5.2 La recourante critique essentiellement le fait que le Tribunal ait retenu contre elle une politique discriminatoire envers les collaboratrices ayant eu des grossesses dans le cadre de la fixation de l'indemnité. Quant à lui, le Tribunal avait retenu, dans le cadre de son pouvoir d'appréciation pour fixer le montant de l'indemnité, d'une part, que le licenciement était abusif tant au fond qu'à la forme, et qu'il avait eu un impact économique négatif sur la demanderesse et sa famille, celle-ci n'ayant retrouvé un poste qu'à 40% à l'issue de son instruction. Il a par ailleurs retenu un impact sur la santé psychologique de l'intimée, le licenciement ayant entraîné une incapacité de travail totale pendant un mois.

Même si la Cour ne retient pas expressément l'existence d'une "politique" de l'appelante visant la cessation des rapports de travail avec les femmes ayant eu des grossesses, force est d'admettre que le déroulement des faits ayant abouti à la mise à pied injustifiée de l'intimée constitue une faute importante de l'employeuse.

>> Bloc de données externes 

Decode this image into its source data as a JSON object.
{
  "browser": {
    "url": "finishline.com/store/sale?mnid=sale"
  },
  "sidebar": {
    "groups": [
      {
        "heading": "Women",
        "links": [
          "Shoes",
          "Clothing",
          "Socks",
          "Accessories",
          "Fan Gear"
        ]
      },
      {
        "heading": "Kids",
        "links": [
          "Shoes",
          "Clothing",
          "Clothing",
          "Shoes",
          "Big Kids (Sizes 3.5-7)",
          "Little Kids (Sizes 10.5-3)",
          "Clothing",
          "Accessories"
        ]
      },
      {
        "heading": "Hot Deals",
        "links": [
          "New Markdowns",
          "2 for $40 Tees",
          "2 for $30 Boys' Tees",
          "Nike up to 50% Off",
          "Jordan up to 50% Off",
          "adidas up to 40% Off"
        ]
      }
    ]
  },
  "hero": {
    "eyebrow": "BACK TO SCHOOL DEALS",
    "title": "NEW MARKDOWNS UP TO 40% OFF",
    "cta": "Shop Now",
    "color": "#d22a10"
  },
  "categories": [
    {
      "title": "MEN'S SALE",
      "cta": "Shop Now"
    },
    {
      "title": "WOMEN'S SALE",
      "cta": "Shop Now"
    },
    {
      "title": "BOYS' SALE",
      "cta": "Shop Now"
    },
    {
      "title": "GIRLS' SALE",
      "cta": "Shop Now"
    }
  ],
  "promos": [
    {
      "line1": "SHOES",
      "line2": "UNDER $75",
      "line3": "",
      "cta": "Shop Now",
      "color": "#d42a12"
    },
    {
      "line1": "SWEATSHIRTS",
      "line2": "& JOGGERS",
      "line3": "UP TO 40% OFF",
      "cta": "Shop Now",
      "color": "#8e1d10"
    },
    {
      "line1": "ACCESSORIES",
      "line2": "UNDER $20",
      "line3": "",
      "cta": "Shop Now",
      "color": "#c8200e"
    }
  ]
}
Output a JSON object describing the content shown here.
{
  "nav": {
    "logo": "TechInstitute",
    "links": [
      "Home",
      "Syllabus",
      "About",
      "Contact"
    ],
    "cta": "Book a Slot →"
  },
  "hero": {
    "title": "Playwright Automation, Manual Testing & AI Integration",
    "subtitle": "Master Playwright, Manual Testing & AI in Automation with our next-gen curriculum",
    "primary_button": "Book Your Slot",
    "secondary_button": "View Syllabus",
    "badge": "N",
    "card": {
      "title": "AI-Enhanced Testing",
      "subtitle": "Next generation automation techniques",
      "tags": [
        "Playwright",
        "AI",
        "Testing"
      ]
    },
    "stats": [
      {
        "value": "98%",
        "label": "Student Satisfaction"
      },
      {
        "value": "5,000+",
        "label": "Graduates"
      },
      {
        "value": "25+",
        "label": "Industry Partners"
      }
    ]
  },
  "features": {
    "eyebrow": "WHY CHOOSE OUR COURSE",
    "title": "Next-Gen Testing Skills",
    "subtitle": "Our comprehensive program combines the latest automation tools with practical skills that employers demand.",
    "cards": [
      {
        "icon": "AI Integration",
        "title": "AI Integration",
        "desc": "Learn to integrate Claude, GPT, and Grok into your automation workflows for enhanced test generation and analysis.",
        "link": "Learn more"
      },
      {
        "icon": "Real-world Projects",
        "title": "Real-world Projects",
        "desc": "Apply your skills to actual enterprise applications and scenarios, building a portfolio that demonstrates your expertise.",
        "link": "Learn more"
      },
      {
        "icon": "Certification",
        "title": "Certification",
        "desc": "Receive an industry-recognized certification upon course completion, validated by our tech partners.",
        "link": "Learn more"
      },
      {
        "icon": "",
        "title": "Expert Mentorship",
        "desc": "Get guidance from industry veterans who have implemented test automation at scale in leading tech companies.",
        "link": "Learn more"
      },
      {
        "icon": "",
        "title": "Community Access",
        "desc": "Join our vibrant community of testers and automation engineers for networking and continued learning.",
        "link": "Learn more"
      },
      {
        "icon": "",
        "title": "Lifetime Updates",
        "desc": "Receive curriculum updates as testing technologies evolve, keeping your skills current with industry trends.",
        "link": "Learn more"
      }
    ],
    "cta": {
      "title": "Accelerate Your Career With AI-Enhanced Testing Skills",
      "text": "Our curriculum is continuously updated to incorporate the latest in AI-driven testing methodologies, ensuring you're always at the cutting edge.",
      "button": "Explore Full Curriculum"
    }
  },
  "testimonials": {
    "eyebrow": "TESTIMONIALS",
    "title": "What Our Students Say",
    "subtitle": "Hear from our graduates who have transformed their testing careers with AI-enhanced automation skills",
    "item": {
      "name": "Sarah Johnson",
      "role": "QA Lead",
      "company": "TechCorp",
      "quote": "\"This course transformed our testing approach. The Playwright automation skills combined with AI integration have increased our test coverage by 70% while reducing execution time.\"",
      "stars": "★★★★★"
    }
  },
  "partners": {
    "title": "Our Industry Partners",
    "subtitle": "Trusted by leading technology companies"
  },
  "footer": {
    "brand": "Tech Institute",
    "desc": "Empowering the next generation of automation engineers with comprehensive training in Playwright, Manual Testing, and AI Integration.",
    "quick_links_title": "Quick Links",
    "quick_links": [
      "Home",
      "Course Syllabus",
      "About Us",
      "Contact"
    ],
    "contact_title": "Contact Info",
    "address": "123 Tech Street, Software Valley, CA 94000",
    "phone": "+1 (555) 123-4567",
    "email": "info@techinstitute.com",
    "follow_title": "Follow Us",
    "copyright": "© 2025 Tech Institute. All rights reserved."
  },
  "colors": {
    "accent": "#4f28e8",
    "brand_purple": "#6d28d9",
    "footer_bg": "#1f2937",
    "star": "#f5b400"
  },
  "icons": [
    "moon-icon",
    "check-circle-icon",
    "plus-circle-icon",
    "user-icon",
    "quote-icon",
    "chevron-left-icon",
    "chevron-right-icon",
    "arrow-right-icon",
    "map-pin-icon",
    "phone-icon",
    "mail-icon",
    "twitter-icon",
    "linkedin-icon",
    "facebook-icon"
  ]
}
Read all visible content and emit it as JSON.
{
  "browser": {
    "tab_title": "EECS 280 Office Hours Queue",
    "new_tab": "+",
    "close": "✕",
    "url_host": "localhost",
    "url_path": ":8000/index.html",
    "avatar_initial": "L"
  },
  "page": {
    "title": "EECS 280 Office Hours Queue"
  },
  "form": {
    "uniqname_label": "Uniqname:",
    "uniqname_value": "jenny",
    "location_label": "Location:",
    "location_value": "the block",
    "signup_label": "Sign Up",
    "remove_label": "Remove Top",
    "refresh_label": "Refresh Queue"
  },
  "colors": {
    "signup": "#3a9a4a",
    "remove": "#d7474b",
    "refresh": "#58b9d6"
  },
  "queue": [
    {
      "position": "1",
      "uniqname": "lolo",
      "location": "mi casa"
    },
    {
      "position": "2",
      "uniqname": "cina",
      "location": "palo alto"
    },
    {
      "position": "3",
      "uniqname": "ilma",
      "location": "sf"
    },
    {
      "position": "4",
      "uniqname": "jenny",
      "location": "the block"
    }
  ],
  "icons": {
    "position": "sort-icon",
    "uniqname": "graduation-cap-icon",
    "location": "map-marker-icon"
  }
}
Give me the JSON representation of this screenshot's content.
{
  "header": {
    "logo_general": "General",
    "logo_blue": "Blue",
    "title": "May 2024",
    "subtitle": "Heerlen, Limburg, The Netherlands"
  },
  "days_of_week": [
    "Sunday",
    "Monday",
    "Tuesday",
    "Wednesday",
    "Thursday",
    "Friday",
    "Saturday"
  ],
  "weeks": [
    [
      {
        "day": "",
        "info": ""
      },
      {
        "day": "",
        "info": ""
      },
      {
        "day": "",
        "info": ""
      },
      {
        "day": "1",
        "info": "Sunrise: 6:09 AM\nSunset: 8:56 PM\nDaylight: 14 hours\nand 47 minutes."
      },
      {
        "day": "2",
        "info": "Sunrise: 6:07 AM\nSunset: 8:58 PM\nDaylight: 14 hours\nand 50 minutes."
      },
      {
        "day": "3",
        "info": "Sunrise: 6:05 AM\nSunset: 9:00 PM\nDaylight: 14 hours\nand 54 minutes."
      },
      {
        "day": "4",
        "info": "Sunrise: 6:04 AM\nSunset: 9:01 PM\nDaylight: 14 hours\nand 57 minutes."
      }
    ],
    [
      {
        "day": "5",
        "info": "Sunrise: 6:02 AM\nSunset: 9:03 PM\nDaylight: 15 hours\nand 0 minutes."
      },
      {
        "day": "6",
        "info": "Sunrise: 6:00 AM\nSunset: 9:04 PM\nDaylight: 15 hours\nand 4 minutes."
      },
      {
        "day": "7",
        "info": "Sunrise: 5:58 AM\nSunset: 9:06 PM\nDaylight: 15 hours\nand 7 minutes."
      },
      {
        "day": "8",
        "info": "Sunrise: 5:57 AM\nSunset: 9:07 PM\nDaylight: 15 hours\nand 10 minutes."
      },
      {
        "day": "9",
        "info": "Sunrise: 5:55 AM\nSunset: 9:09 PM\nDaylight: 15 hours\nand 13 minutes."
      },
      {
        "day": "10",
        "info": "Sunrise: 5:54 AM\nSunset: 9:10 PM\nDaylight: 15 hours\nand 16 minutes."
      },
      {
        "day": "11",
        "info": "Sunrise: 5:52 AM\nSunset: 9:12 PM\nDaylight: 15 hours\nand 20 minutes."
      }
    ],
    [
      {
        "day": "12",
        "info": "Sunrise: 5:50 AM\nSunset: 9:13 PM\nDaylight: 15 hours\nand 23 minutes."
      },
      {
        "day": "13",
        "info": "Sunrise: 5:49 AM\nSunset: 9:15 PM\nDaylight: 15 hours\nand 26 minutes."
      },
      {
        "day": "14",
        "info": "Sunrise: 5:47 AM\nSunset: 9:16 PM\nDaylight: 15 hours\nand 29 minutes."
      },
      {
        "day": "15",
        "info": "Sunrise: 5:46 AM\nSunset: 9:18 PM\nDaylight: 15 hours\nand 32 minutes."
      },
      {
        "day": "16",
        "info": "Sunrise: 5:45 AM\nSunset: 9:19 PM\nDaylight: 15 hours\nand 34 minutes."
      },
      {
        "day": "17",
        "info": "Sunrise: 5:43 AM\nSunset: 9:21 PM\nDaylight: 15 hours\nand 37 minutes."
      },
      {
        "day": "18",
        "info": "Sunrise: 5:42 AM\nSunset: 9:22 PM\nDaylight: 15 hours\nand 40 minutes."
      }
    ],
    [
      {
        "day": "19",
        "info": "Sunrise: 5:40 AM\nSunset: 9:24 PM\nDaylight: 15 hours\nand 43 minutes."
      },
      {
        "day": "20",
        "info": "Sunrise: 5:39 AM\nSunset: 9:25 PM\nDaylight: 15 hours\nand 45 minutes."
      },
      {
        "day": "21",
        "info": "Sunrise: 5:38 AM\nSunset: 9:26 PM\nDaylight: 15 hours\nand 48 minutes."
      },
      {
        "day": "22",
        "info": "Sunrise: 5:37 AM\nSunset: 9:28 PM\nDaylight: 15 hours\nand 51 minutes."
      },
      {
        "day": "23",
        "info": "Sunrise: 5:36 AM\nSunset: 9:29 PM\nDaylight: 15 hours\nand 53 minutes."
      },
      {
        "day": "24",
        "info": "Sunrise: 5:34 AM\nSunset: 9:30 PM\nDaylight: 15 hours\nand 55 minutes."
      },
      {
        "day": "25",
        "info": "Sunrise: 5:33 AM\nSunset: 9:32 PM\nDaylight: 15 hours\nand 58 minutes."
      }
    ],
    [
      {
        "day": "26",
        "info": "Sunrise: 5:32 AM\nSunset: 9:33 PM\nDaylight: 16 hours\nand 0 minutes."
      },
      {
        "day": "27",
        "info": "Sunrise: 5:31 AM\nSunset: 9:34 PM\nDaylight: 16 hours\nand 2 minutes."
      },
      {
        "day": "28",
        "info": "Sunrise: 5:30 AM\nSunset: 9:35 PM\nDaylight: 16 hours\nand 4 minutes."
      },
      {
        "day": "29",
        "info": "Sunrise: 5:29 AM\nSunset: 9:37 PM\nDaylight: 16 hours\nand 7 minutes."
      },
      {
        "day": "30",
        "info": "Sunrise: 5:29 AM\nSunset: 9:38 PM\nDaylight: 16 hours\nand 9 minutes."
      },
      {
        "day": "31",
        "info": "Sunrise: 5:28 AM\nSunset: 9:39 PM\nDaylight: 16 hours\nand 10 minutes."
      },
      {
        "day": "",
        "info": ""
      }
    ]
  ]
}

Il n'est pas contesté que cette faute a abouti à ce que cette dernière subisse un impact économique négatif ainsi qu'un impact sur sa santé psychologique. La Cour relève à ce stade que la durée des rapports de travail avec l'intimée a été de cinq ans, que celle-ci donnait pleine satisfaction et avait des rapports cordiaux tant avec ses collègues qu'avec son directeur. Il ressort également du dossier que l'employée se consacrait pleinement à son travail, l'appelante lui ayant confié régulièrement des responsabilités croissantes ainsi que deux augmentations de revenus. L'intimée n'avait dès lors aucune raison d'envisager qu'elle puisse être licenciée. L'on ne peut retenir à son égard d'autre part aucune faute concomitante.

Enfin, la Cour partage l'analyse du Tribunal quant à la manière abusive dont le congé a été donné. En effet, alors que pendant son congé maternité et en vue de l'organisation de la reprise de son travail, l'employée avait proposé une reprise à temps partiel admise sur le principe par l'employeur, celui-ci l'a convoquée pour "discuter de son contrat" à une séance lors de laquelle celle-ci a été licenciée. Cette manière de procéder, qualifiée à juste titre de duplicité par le Tribunal, confirme également un comportement abusif.

Il en découle que l'indemnité de cinq mois de salaire fixée par le Tribunal pour licenciement abusif peut être confirmée.

Dans la mesure où l'augmentation mensuelle de 200 fr. réclamée par l'intimée n'a pas été quant à elle confirmée, le montant dû sera de 32'500 fr.

En définitive, l'appel est partiellement admis. Les chiffres 3 à 5 du dispositif du jugement seront annulés et reformulés pour plus de clarté.

6. Il n'est pas perçu d'émoluments ni fixé de dépens (art. 71 RTFMC et 22
al. 2 LaCC).

* * * * *


PAR CES MOTIFS,
La Chambre des prud'hommes, groupe 4 :

A la forme :

Déclare recevable l'appel déposé le 1er mai 2017 par la A______ contre le jugement JTPH/114/2017 rendu le 16 mars 2017 par le Tribunal des Prud'hommes dans la cause C/4875/2016-4.

Au fond :

Annule les chiffres 3 à 5 du dispositif du jugement et cela fait :

Condamne la A______ à payer à B______ la somme nette de 32'500 fr. plus intérêts à 5% dès le 1er décembre 2015.

Dit que la procédure est gratuite.

Dit qu'il n'est pas alloué de dépens.

Déboute les parties de toutes autres conclusions.

Siégeant :

Monsieur Cédric-Laurent MICHEL, président; Monsieur Michel BOHNENBLUST, juge employeur; Madame Christine PFUND, juge salariée, Madame Véronique BULUNDWE-LEVY, greffière.

 

 

 

 

 

 

 

 

 

 

Indication des voies de recours et valeur litigieuse :

 

Conformément aux art. 72 ss de la loi fédérale sur le Tribunal fédéral du 17 juin 2005 (LTF; RS 173.110), le présent arrêt peut être porté dans les trente jours qui suivent sa notification avec expédition complète (art. 100 al. 1 LTF) par-devant le Tribunal fédéral par la voie du recours en matière civile.

 

Le recours doit être adressé au Tribunal fédéral, 1000 Lausanne 14.

 

Valeur litigieuse des conclusions pécuniaires au sens de la LTF supérieure ou égale à 15'000 fr.